Hill discussed the importance of not going against the current.

“It is important to respect, cherish and acknowledge [Mother Nature’s] needs, so there is something for future generations to enjoy. It is up to us to keep up the earth for those future generations,” he said.

He also spoke of the interconnectedness of humanity and nature. There is no end to the roots, and like the floor in our house, everyone is welcome, he said.

“We are of one mind, heart and body, and we must protect each other and our trees,” Hill said.

Another highlight of the weekend was the “Health and Identity in Native Communities” talk and panel session held from 3:00-4:30 p.m. on Friday.

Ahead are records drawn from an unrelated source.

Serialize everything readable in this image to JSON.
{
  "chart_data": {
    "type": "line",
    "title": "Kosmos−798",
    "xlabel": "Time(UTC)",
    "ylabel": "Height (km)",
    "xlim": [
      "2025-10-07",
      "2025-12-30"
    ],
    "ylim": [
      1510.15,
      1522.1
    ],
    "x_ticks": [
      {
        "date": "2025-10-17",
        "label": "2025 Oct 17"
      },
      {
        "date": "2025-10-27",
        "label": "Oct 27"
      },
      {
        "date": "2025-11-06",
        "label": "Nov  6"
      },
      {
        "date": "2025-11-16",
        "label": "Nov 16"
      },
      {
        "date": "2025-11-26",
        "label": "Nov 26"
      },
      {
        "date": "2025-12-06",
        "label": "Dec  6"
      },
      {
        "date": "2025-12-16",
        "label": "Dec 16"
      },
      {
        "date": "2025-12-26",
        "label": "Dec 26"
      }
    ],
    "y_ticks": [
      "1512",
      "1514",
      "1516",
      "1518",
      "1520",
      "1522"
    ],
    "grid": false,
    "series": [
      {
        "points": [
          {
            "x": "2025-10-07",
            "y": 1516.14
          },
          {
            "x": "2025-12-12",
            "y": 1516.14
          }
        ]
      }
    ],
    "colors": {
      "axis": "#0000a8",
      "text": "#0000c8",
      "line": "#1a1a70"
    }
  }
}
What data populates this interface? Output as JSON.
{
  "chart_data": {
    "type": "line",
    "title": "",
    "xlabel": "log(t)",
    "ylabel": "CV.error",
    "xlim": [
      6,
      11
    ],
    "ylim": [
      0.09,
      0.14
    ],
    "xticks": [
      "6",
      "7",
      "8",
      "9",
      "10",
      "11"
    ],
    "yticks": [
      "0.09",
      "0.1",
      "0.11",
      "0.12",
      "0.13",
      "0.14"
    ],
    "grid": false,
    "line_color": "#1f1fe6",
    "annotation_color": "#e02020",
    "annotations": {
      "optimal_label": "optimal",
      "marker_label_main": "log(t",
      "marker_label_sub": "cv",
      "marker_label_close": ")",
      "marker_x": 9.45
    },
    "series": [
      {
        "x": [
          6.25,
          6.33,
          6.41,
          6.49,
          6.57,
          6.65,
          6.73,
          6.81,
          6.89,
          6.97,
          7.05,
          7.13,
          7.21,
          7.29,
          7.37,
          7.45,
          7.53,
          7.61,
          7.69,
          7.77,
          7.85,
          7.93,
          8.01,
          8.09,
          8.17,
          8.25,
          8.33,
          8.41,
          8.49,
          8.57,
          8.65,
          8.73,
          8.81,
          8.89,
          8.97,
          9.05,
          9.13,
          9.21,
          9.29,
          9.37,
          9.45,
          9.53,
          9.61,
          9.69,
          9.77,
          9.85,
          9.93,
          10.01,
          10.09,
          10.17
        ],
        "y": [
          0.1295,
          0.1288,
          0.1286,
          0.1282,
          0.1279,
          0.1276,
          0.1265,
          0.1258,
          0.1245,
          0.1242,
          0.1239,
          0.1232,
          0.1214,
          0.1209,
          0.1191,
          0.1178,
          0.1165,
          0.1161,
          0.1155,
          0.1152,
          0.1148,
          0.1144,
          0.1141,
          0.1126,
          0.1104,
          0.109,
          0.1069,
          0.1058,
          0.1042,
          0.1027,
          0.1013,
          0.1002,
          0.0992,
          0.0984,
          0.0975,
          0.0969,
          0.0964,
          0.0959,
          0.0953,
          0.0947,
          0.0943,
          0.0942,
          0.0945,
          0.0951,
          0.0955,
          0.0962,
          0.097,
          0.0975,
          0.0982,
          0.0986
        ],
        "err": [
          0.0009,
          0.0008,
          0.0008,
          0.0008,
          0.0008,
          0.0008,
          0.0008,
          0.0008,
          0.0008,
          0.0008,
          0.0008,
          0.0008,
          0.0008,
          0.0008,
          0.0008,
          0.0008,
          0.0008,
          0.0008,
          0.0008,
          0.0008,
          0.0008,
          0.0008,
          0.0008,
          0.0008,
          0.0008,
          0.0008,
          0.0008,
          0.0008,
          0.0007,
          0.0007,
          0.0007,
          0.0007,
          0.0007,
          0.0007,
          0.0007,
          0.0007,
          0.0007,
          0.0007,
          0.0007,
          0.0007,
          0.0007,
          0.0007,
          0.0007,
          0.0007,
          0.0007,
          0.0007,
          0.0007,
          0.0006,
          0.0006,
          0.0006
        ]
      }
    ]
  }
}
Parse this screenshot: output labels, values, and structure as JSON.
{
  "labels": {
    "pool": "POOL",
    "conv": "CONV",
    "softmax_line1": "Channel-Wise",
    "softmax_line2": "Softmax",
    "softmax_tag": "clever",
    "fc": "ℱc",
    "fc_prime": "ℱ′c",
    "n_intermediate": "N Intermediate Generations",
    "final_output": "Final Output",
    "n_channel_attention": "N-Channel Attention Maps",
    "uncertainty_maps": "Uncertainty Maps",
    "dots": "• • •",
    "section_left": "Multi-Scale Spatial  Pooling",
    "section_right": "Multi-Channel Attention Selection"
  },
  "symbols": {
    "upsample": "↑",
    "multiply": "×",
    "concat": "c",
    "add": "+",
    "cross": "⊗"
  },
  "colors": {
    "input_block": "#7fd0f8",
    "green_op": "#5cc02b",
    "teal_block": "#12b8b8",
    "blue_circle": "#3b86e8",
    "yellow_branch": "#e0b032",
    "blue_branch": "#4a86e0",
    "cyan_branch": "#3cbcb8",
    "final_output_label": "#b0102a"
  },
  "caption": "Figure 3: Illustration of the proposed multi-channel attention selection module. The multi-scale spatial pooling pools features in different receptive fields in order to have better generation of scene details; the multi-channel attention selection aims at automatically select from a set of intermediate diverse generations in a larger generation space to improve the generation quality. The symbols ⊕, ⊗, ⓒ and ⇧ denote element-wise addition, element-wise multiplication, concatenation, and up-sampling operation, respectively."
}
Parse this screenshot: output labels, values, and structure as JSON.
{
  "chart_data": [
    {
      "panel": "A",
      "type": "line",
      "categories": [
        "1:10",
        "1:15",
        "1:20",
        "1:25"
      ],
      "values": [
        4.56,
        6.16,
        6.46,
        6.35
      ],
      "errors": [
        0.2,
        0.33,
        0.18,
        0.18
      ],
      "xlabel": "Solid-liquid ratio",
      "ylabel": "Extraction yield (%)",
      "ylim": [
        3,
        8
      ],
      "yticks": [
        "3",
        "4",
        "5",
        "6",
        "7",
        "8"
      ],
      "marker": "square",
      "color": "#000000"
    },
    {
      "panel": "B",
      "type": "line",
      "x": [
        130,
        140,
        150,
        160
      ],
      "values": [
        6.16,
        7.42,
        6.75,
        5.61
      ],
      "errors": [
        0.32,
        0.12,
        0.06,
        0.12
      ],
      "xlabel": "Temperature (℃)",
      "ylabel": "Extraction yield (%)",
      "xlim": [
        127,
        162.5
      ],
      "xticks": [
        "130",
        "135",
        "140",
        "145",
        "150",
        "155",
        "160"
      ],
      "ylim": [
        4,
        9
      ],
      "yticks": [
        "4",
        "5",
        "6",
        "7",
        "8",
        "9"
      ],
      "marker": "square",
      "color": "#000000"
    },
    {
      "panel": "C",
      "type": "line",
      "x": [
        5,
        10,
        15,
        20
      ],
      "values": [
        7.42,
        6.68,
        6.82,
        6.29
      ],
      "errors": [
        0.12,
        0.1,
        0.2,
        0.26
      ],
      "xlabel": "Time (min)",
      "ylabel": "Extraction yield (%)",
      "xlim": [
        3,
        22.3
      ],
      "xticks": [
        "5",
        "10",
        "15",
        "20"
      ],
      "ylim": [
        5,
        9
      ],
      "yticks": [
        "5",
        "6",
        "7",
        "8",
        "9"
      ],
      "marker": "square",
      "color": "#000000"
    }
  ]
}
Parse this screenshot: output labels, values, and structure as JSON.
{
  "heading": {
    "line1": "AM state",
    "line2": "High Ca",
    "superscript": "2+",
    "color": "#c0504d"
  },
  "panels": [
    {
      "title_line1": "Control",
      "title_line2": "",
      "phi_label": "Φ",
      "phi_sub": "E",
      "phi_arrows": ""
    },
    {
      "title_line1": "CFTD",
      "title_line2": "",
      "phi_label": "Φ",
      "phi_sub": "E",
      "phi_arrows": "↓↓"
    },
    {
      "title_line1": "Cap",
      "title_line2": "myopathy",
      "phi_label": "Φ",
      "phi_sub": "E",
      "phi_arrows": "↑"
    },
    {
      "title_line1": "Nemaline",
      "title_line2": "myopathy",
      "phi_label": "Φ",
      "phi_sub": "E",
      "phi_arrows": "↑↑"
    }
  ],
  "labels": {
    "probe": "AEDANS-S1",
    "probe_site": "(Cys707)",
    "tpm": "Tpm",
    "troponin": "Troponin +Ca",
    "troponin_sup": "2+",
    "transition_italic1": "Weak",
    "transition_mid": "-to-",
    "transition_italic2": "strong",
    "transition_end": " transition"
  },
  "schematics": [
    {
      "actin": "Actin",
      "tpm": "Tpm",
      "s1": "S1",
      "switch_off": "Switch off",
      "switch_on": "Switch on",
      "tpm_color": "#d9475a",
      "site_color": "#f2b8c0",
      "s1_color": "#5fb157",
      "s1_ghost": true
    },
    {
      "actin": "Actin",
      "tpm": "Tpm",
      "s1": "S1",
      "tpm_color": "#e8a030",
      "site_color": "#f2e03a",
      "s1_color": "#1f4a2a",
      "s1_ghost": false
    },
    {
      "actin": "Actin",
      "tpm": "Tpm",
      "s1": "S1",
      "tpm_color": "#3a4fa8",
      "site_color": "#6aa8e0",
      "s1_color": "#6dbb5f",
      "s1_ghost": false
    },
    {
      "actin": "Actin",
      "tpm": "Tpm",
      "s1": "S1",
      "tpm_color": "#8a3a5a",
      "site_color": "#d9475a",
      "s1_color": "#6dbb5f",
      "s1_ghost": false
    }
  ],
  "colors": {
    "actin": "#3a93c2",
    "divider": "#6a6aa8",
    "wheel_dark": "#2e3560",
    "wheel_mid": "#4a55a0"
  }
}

Ann Dapice, director of education and research at Native American non-profit organization T.K. Wolf, started by discussing problems in Native American society. She cited stalking, obesity, alcoholism, violence and cancer increases as major issues. She said that Native Americans have the highest unemployment, school dropout and alcoholism rates of any ethnic group.

“American Indians, especially women, are the most likely to suffer violence out of all races,” Dapice said.

Obesity has also become a large problem among Native Americans because the government only supplies them with lard and wheat flour. Native Americans are forced to make the best of their unhealthy options. 

“If the river [is] healthy, people are healthy,” said panelist David Arquette, director of the Haudenosaunee Environmental Task Force.

Most Native American diets consist of fish that come from the river. When hazardous waste sites contaminated the river, the Native Americans lost their main food source and were forced to consume foods high in carbohydrates. Arquette said this is directly linked to the increase in diabetes and obesity among people in his tribe.

“Unfortunately, most of the doctors on these reservations have been kicked out of their native states for malpractice, so they are not always qualified to prescribe drugs to people,” Aquette said.

Also, most of them are unfamiliar with Native American heritage and common diseases, so it is hard for them to treat the Native Americans. Tribes are trying to encourage more of their members to attain medical degrees so they can come back and help their own tribes, Dapice said.